A Kuthean — a Samaritan — once came to Rabbi Meir with an accusation against the patriarch Jacob. It is preserved as exemplum No. 32 in Moses Gaster's 1924 collection.
"Your ancestor was not so righteous," the Samaritan said. "When Jacob vowed to give God a tenth of all that was his (Genesis 28:22), he set aside only Levi from his children — one out of ten tribes. But count carefully. Joseph had two sons, Ephraim and Manasseh, and each became a tribe (Genesis 48:5). That makes fourteen sons altogether. A proper tithe would be one for every ten, which means Jacob should have separated a second, even a third. He short-changed his tithe."

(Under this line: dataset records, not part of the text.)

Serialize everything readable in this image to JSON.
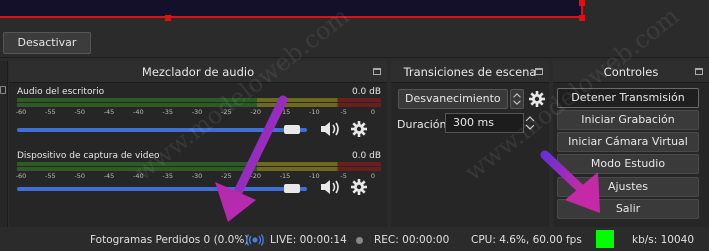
{
  "colors": {
    "accent_red": "#e01010",
    "slider_blue": "#3f6fd6",
    "arrow_purple": "#9b2bbf",
    "status_green": "#00ff00"
  },
  "toolbar": {
    "deactivate_label": "Desactivar"
  },
  "mixer": {
    "title": "Mezclador de audio",
    "ticks": [
      "-60",
      "-55",
      "-50",
      "-45",
      "-40",
      "-35",
      "-30",
      "-25",
      "-20",
      "-15",
      "-10",
      "-5",
      "0"
    ],
    "channels": [
      {
        "name": "Audio del escritorio",
        "db": "0.0 dB",
        "volume_fraction": 0.97
      },
      {
        "name": "Dispositivo de captura de video",
        "db": "0.0 dB",
        "volume_fraction": 0.97
      }
    ]
  },
  "transitions": {
    "title": "Transiciones de escena",
    "selected": "Desvanecimiento",
    "duration_label": "Duración",
    "duration_value": "300 ms"
  },
  "controls": {
    "title": "Controles",
    "buttons": [
      "Detener Transmisión",
      "Iniciar Grabación",
      "Iniciar Cámara Virtual",
      "Modo Estudio",
      "Ajustes",
      "Salir"
    ]
  },
  "status": {
    "dropped_frames": "Fotogramas Perdidos 0 (0.0%)",
    "live": "LIVE: 00:00:14",
    "rec": "REC: 00:00:00",
    "cpu": "CPU: 4.6%, 60.00 fps",
    "kbps": "kb/s: 10040"
  },
  "watermark": "www.modeloweb.com"
}
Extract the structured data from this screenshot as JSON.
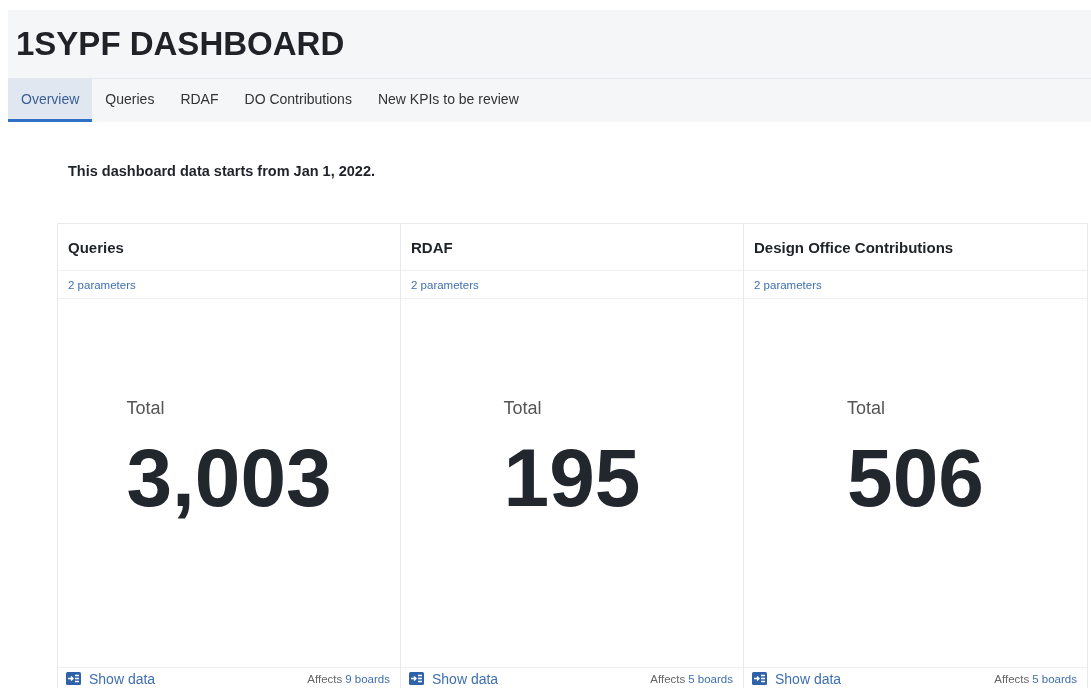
{
  "title": "1SYPF DASHBOARD",
  "tabs": [
    {
      "label": "Overview",
      "selected": true
    },
    {
      "label": "Queries",
      "selected": false
    },
    {
      "label": "RDAF",
      "selected": false
    },
    {
      "label": "DO Contributions",
      "selected": false
    },
    {
      "label": "New KPIs to be review",
      "selected": false
    }
  ],
  "note": "This dashboard data starts from Jan 1, 2022.",
  "cards": [
    {
      "title": "Queries",
      "parameters": "2 parameters",
      "metric_label": "Total",
      "value": "3,003",
      "show_data": "Show data",
      "affects_label": "Affects",
      "affects_link": "9 boards"
    },
    {
      "title": "RDAF",
      "parameters": "2 parameters",
      "metric_label": "Total",
      "value": "195",
      "show_data": "Show data",
      "affects_label": "Affects",
      "affects_link": "5 boards"
    },
    {
      "title": "Design Office Contributions",
      "parameters": "2 parameters",
      "metric_label": "Total",
      "value": "506",
      "show_data": "Show data",
      "affects_label": "Affects",
      "affects_link": "5 boards"
    }
  ]
}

Rabbi Meir answered without raising his voice. "You are counting wrong. There were four mothers — Leah, Rachel, Bilhah, and Zilpah — and each of them bore a firstborn. The firstborn, according to Exodus 13:2, are sacred to the Holy One; they belong to Him already, before any tithe. Subtract the four firstborn from the fourteen tribes and what remains? Ten. And one tenth of ten is Levi."
The Samaritan had no reply. The math was correct; more than that, it was deeply Jewish math — math that counts what is already given to God before it counts what must be given. This is how the rabbis read Torah. Before you calculate your obligations, remember what was never yours.